Durante a reunião, foram tratados os detalhes jurídicos, técnicos e operacionais envolvendo as experiências programa mineiro que irá completar 14 anos de implementação em 2024 e que vem apresentado resultados na redução e reintrodução dos resíduos na cadeia produtiva e no apoio oferecido às associações e cooperativas tanto por meio de aporte governamental, quanto por meio de aportes de entidades privadas.
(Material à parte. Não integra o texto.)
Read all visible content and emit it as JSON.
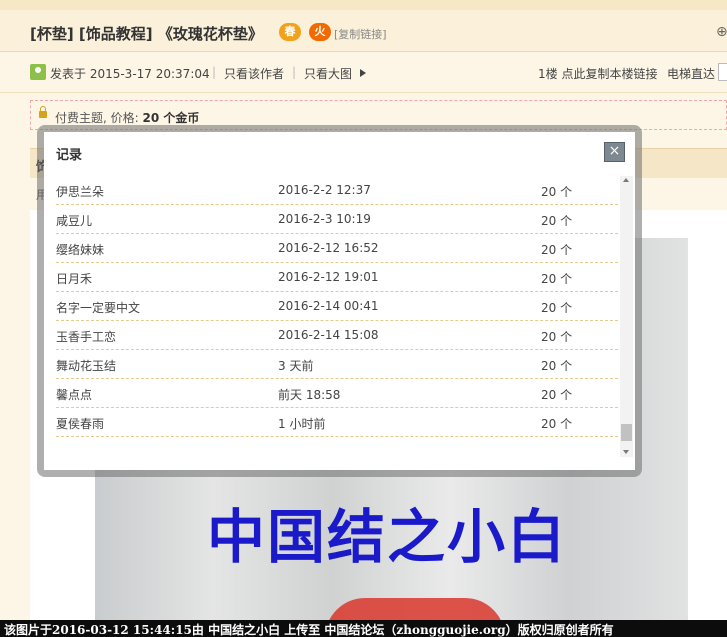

A diretora de Política e Planejamento Ambiental da Sema, Luana Ribeiro destacou que a importância da troca de experiências para a implementação do PEPSA de Reciclagem e como essas ações irão fortalecer outras iniciativas atualmente desenvolvidas pela Sema, como o recém-criado Programa “Reciclar Mais Bahia”. “A importância que esta reunião teve na construção das políticas públicas para o fomento da reciclagem na Bahia e para a inclusão socioprodutiva dos catadores de materiais recicláveis. Este momento é uma troca com o Estado de Minas Gerais onde teremos outros encaminhamentos e uma continuidade desse intercâmbio, porém nesse primeiro momento, focamos na apresentação do Programa de Reciclagem de Minas Gerais, que é um programa que já acontece há 12 anos. Apesar de ter o nome de Bolsa de Reciclagem, o que eles produzem é de fato um Pagamento por Serviços Ambientais às cooperativas de catadores”, salientou Luana.
A criação do programa acompanha as iniciativas que vêm sendo adotadas por outros estados desde a sanção da Lei 14.119/21, que regulamenta o pagamento por serviços ambientais a nível nacional. Na Bahia, o incentivo à conservação ambiental é oficializado por meio da Lei Estadual n° 13.223/2015. No entanto, a atual legislação possui uma série de restrições que impedem a celeridade do pagamento aos trabalhadores da reciclagem, fator que a iniciativa pretende corrigir.
A superintendente de Resíduos Sólidos da Semad, Alice Libânia destacou os resultados que foram alcançados pela iniciativa, ressaltando as inúmeras formas de financiamento do programa por meios públicos e privados, bem como o trabalho junto às indústrias. “Temos a prospecção de indústrias que querem vir para cá, mas não temos nada muito robusto, estamos marcando diálogos com outros parceiros para ver as oportunidades que temos para o futuro”, disse.
O conceito de Pagamento por Serviços Ambientais envolve compensar os indivíduos ou comunidades que desempenham um papel ativo na proteção e preservação dos recursos naturais. Esses serviços podem variar desde a manutenção de florestas até a proteção de recursos hídricos e a mitigação das mudanças climáticas.